Chameleon, belong to the family of Chamaeleonida, any of a group of originally arboreal (tree-dwelling) lizards. Chameleons are best recognized for their ability to change the body colour.
What are their Characteristics?
Characteristics of chameleons involve:
- It has feet in which two toes point forward, and two to the rear.
- It has the teeth joined to the edge of the jaw without sockets.
- Its eyes can rotate around in two different directions.
- It has glands which contain harmless trace amounts of venom, and a long, sticky projectile tongue.
Why they change their colour?
- A chameleon changes its colour to regulate its body temperature to that of the outside temperature.
- A cold chameleon will turn dark to absorb more heat, while a hot chameleon will turn lighter in shade in order to reflect the heat from its body.
- The change in color in a chameleon can indicate its mood.
- An angry chameleon will have a darker color, whereas a chameleon in a relaxed mood will have a lighter color.
- A chameleon, upon seeing a rival, changes its color to darker shades in order to assert its dominance.
- On the other hand, a lighter color is used to attract potential mates.
Chameleons are often nearly impossible to see— And there’s a good reason for it: These are entirely defenseless. They don’t have a deadly bite, and they can’t move fast. Staying covered is much of their only tactic to avoid predators.
How they change colour?
Many of us think that a chameleon changes its colour to camouflage itself. However, this is one of the most common and false myths that people believe.

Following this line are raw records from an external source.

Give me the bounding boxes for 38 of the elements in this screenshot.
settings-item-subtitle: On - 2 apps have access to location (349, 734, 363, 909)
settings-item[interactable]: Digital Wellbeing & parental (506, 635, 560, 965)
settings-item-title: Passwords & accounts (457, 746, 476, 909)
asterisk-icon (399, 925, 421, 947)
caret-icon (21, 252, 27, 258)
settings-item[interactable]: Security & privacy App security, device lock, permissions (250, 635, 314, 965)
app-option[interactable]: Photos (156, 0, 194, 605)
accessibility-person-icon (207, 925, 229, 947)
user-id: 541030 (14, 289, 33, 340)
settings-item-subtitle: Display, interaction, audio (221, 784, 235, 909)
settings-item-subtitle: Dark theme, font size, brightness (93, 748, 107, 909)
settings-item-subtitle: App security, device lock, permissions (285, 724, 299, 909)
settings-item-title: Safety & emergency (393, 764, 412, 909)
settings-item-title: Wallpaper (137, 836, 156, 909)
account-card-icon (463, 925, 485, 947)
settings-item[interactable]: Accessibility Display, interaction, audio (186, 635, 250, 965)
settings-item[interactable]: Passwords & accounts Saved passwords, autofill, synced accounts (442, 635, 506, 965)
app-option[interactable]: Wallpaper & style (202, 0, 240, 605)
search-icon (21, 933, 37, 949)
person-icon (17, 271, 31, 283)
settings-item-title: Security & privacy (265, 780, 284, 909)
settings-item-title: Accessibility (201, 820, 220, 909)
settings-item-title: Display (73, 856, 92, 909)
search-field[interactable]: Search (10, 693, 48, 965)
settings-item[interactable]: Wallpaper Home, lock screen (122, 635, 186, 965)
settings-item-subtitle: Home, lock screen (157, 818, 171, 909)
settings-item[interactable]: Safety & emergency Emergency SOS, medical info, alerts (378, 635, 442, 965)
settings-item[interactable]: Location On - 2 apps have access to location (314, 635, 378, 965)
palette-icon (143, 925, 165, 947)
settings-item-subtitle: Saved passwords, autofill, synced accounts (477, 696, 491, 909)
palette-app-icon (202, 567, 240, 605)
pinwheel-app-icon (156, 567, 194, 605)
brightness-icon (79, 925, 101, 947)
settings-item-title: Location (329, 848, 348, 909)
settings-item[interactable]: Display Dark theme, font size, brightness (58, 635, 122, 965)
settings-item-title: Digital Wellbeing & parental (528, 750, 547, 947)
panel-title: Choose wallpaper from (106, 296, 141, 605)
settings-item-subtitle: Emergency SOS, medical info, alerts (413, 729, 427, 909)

Chameleons have a unique type of cells in the body called chromatophores. They are able to manage these cells in order to change their color. A chameleon has two superimposed layers within its skin, and the upper layer consists of nanocrystals of different sizes. A chameleon changes its color by changing the size and shape of these nanocrystals.

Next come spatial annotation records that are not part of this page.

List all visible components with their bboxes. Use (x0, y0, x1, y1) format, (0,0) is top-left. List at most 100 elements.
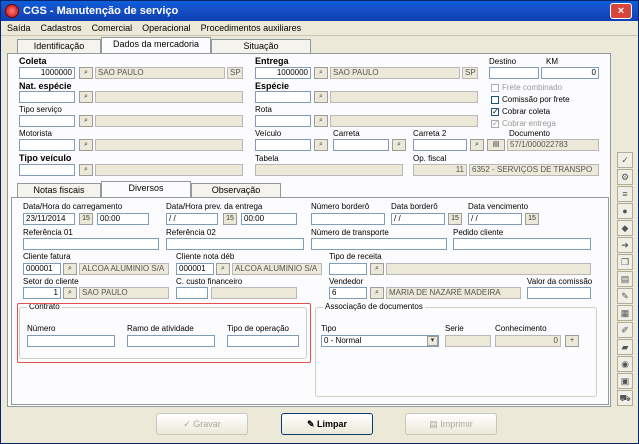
calendar-icon[interactable]: 15 (223, 213, 237, 225)
cobrar-entrega-checkbox[interactable]: ✓ (491, 120, 499, 128)
folder-icon[interactable]: ▰ (617, 339, 633, 355)
calendar-icon[interactable]: 15 (79, 213, 93, 225)
veiculo-input[interactable] (255, 139, 311, 151)
chevron-down-icon[interactable]: ▾ (427, 336, 438, 346)
cobrar-coleta-checkbox[interactable]: ✓ (491, 108, 499, 116)
carreta-input[interactable] (333, 139, 389, 151)
serie-input[interactable] (445, 335, 491, 347)
pedido-cliente-input[interactable] (453, 238, 591, 250)
ref1-input[interactable] (23, 238, 159, 250)
carreta-label: Carreta (333, 129, 360, 138)
c-custo-input[interactable] (176, 287, 208, 299)
gravar-button[interactable]: ✓ Gravar (156, 413, 248, 435)
comissao-frete-checkbox[interactable] (491, 96, 499, 104)
circle-icon[interactable]: ● (617, 203, 633, 219)
menu-cadastros[interactable]: Cadastros (41, 23, 82, 33)
tag-icon[interactable]: ◆ (617, 220, 633, 236)
menu-procedimentos[interactable]: Procedimentos auxiliares (201, 23, 302, 33)
binoculars-icon[interactable]: ⌕ (79, 91, 93, 103)
printer-icon[interactable]: ▤ (487, 139, 505, 151)
num-transporte-input[interactable] (311, 238, 447, 250)
tipo-servico-input[interactable] (19, 115, 75, 127)
data-vencimento-date[interactable]: / / (468, 213, 522, 225)
serie-label: Serie (445, 324, 464, 333)
documento-value: 57/1/000022783 (507, 139, 599, 151)
vendedor-code[interactable]: 6 (329, 287, 367, 299)
tab-identificacao[interactable]: Identificação (17, 39, 101, 53)
tools-icon[interactable]: ⚙ (617, 169, 633, 185)
dh-carregamento-date[interactable]: 23/11/2014 (23, 213, 75, 225)
tab-dados-mercadoria[interactable]: Dados da mercadoria (101, 37, 211, 53)
binoculars-icon[interactable]: ⌕ (392, 139, 406, 151)
ref2-input[interactable] (166, 238, 304, 250)
data-bordero-date[interactable]: / / (391, 213, 445, 225)
globe-icon[interactable]: ◉ (617, 356, 633, 372)
tab-observacao[interactable]: Observação (191, 183, 281, 197)
destino-input[interactable] (489, 67, 539, 79)
setor-cliente-code[interactable]: 1 (23, 287, 61, 299)
edit-icon[interactable]: ✎ (617, 288, 633, 304)
dh-entrega-time[interactable]: 00:00 (241, 213, 297, 225)
nat-especie-input[interactable] (19, 91, 75, 103)
entrega-label: Entrega (255, 56, 289, 66)
tab-situacao[interactable]: Situação (211, 39, 311, 53)
dh-carregamento-time[interactable]: 00:00 (97, 213, 149, 225)
cliente-nota-code[interactable]: 000001 (176, 263, 214, 275)
binoculars-icon[interactable]: ⌕ (314, 91, 328, 103)
binoculars-icon[interactable]: ⌕ (79, 67, 93, 79)
binoculars-icon[interactable]: ⌕ (216, 263, 230, 275)
menu-comercial[interactable]: Comercial (92, 23, 133, 33)
especie-input[interactable] (255, 91, 311, 103)
box-icon[interactable]: ▣ (617, 373, 633, 389)
binoculars-icon[interactable]: ⌕ (470, 139, 484, 151)
list-icon[interactable]: ≡ (617, 186, 633, 202)
binoculars-icon[interactable]: ⌕ (314, 67, 328, 79)
carreta2-input[interactable] (413, 139, 467, 151)
conhecimento-input[interactable]: 0 (495, 335, 561, 347)
plus-icon[interactable]: + (565, 335, 579, 347)
close-button[interactable]: × (610, 3, 632, 19)
truck-icon[interactable]: ⛟ (617, 390, 633, 406)
calendar-icon[interactable]: 15 (525, 213, 539, 225)
document-icon[interactable]: ▤ (617, 271, 633, 287)
coleta-code-input[interactable]: 1000000 (19, 67, 75, 79)
km-input[interactable]: 0 (541, 67, 599, 79)
binoculars-icon[interactable]: ⌕ (370, 263, 384, 275)
binoculars-icon[interactable]: ⌕ (79, 164, 93, 176)
check-icon[interactable]: ✓ (617, 152, 633, 168)
frete-combinado-checkbox[interactable] (491, 84, 499, 92)
entrega-code-input[interactable]: 1000000 (255, 67, 311, 79)
cliente-fatura-code[interactable]: 000001 (23, 263, 61, 275)
rota-input[interactable] (255, 115, 311, 127)
binoculars-icon[interactable]: ⌕ (63, 287, 77, 299)
imprimir-button[interactable]: ▤ Imprimir (405, 413, 497, 435)
entrega-city: SAO PAULO (330, 67, 460, 79)
motorista-input[interactable] (19, 139, 75, 151)
binoculars-icon[interactable]: ⌕ (314, 115, 328, 127)
tipo-veiculo-input[interactable] (19, 164, 75, 176)
cliente-fatura-name: ALCOA ALUMINIO S/A (79, 263, 169, 275)
binoculars-icon[interactable]: ⌕ (314, 139, 328, 151)
assoc-tipo-select[interactable]: 0 - Normal (321, 335, 439, 347)
copy-icon[interactable]: ❐ (617, 254, 633, 270)
limpar-button[interactable]: ✎ Limpar (281, 413, 373, 435)
report-icon[interactable]: ▦ (617, 305, 633, 321)
tab-notas-fiscais[interactable]: Notas fiscais (17, 183, 101, 197)
numero-bordero-input[interactable] (311, 213, 385, 225)
tipo-receita-input[interactable] (329, 263, 367, 275)
valor-comissao-input[interactable] (527, 287, 591, 299)
menu-saida[interactable]: Saída (7, 23, 31, 33)
binoculars-icon[interactable]: ⌕ (63, 263, 77, 275)
arrow-right-icon[interactable]: ➜ (617, 237, 633, 253)
tabela-input[interactable] (255, 164, 403, 176)
pencil-icon[interactable]: ✐ (617, 322, 633, 338)
menu-operacional[interactable]: Operacional (142, 23, 191, 33)
dh-entrega-date[interactable]: / / (166, 213, 218, 225)
binoculars-icon[interactable]: ⌕ (370, 287, 384, 299)
binoculars-icon[interactable]: ⌕ (79, 139, 93, 151)
destino-label: Destino (489, 57, 517, 66)
binoculars-icon[interactable]: ⌕ (79, 115, 93, 127)
tab-diversos[interactable]: Diversos (101, 181, 191, 197)
tipo-receita-desc (386, 263, 591, 275)
calendar-icon[interactable]: 15 (448, 213, 462, 225)
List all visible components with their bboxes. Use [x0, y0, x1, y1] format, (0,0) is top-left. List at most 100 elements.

- When a chameleon is in a relaxed state, the nanocrystals in the skin are closer to each other and they reflect shorter wavelengths, like blue and green.
- When a chameleon is excited, the distance between nanocrystals increases and it reflects longer wavelengths, such as red, orange and yellow.
Where do we see Chameleons?
- More than 150 species are currently recognized and furthermore continued to be named.
- About half of the species occur only in Madagascar whereas others occur mostly in sub-Saharan Africa.
- Two species occur in Asia; one is native to southern India and Sri Lanka, and the other is found from the Middle East to southern Spain.
- Unlike many lizards, chameleons can’t regrow their tails.
- The chameleons’ eyes can twirl in two different directions and focus separately on 180-degree arcs.
- Chameleons real eyesight is great, they can see small insects 5-10 meters away.
- They can also see in both visible and ultraviolet light.
- Chameleons feed by projecting their tongues which is twice the length of their body to catch prey.
- Species of chameleon can be as small as 15 mm (0.59 in) or as large as 69 cm (27 in).